ここは大人として真面目に答えてあげないと! とはいえ
「どんなもんなんだろうね。克己くんはどう思うの?」
何も浮かばない。質問に質問で返した私に、ふぅ……短く溜息を吐くと、克己くんは小さく首を横に振った。
「よく分からないな。俺の親父は碧音さんも知っての通りあんな感じで、どうしようもなかったし。何か、透が物凄く大人になったような気がしたから。それに遠くに感じた」
「透? ああ。あの克己くんの友達のちょっと可愛い感じの男の子でしょう。え? 親になったの?」
私の驚きに克己くんは頷いた。静かに頷いた。
学生結婚という奴なのだろうか? 親がどうというのだから産みそして育てていく決心をしたのだろう。
はぁ。今の子は凄いな。学生結婚だなんて。私は次に続ける言葉を失った。
「弘雅さんや真葛さんはどんな感じ? 弘雅さんって、何やってるの?」
「え? うち? 別に普通だよ。ええっと……何っていわれるとあれだけど……うう~ん……自営かな?」
「―― ……ふーん」
私は克己くんの問いに、嘘のような本当のような答えをした。
間違ってはいないと思うけれど、あれは自営だろうか? 疑問が残り、あってるという自信も無い。

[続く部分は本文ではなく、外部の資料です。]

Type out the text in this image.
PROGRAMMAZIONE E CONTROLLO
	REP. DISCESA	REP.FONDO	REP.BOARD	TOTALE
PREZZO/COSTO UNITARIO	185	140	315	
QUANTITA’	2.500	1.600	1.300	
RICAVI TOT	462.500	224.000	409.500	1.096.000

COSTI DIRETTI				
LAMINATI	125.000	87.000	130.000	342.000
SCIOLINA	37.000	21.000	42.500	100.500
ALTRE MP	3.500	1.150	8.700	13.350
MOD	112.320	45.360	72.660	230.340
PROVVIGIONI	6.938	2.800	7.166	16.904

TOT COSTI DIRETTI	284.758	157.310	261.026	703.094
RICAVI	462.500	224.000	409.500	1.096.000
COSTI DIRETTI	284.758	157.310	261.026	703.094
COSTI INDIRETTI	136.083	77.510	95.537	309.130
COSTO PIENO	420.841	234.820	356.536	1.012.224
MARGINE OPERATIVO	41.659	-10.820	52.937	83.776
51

しかし、幸いなことに、克己くんはそれ以上追及しなかった。
***
要するに、今の俺には透の気持ちも親父の頭ん中も分からないってことだな。
親父に関してはあんまり、分かりたくないような気もする。ろくなことは考えていないと思うから。俺の突然の質問に碧音さんは心底困ったような顔をして見つめていた。
「休憩」
すっと、デスクから腰をあげ、俺は碧音さんの隣りにマグカップをもって移動した。
ソファの脇においてある小さなテーブルにマグを置くと、そっと碧音さんの髪に触れる。少しだけ癖のある猫っ毛。柔らかくて、ふわりとしていて気持ち良い。
静かに引き寄せて、頬を寄せるとされるままになっていた碧音さんがぽつっと口を開いた。
「克己くんは、子供好きなの?」
「え? あ~……いや。どうかな」
碧音さんの素朴な質問に少し困った。
キライかといわれるとそうでもないかもしれないけれど、小児科だけは勘弁してもらいたい……という気持ちも無いわけでもない。
それに俺、好かれないだろうしなぁ……ガキには。
「碧音さんは好きそう」
「―― ……う~ん。どうかな? 分からないや」
意外だった。
碧音さんのことだから二つ返事で「うん」と簡単に答えてくれると思ったのに、実際は返答を濁した。
碧音さんなら無条件で子どもに好かれそうな気がするんだけどな? そう思った俺に気が付いたのか、碧音さんは俺の腕の間から俺を見上げて困ったように笑った。
「あんまり小さいこと関わる機会とかないし、ね。想像付かないでしょ?」
「ま。そうだよな」
これから先のことを考えないわけではないけれど、今はまだとても遠い先のことのように思える。結婚も、子どもも……俺はきっと透のように器用ではないから、同時に全てこなすのはきっと無理だ。ふとそう思い至ると、透が偉大な存在に思えた。あの、透が……。
「はぁ、今に関係ない話はよそう。別に良い、どっちでも、今はどーでも……」
ぐいと碧音さんの身体を強く引き寄せて、頭の上に顎を乗せて呟いた。碧音さんが微かに笑って、俺の顎の下で「うん」と小さく頷いたのが感じ取れた。
このぬるま湯が今はとても心地良い。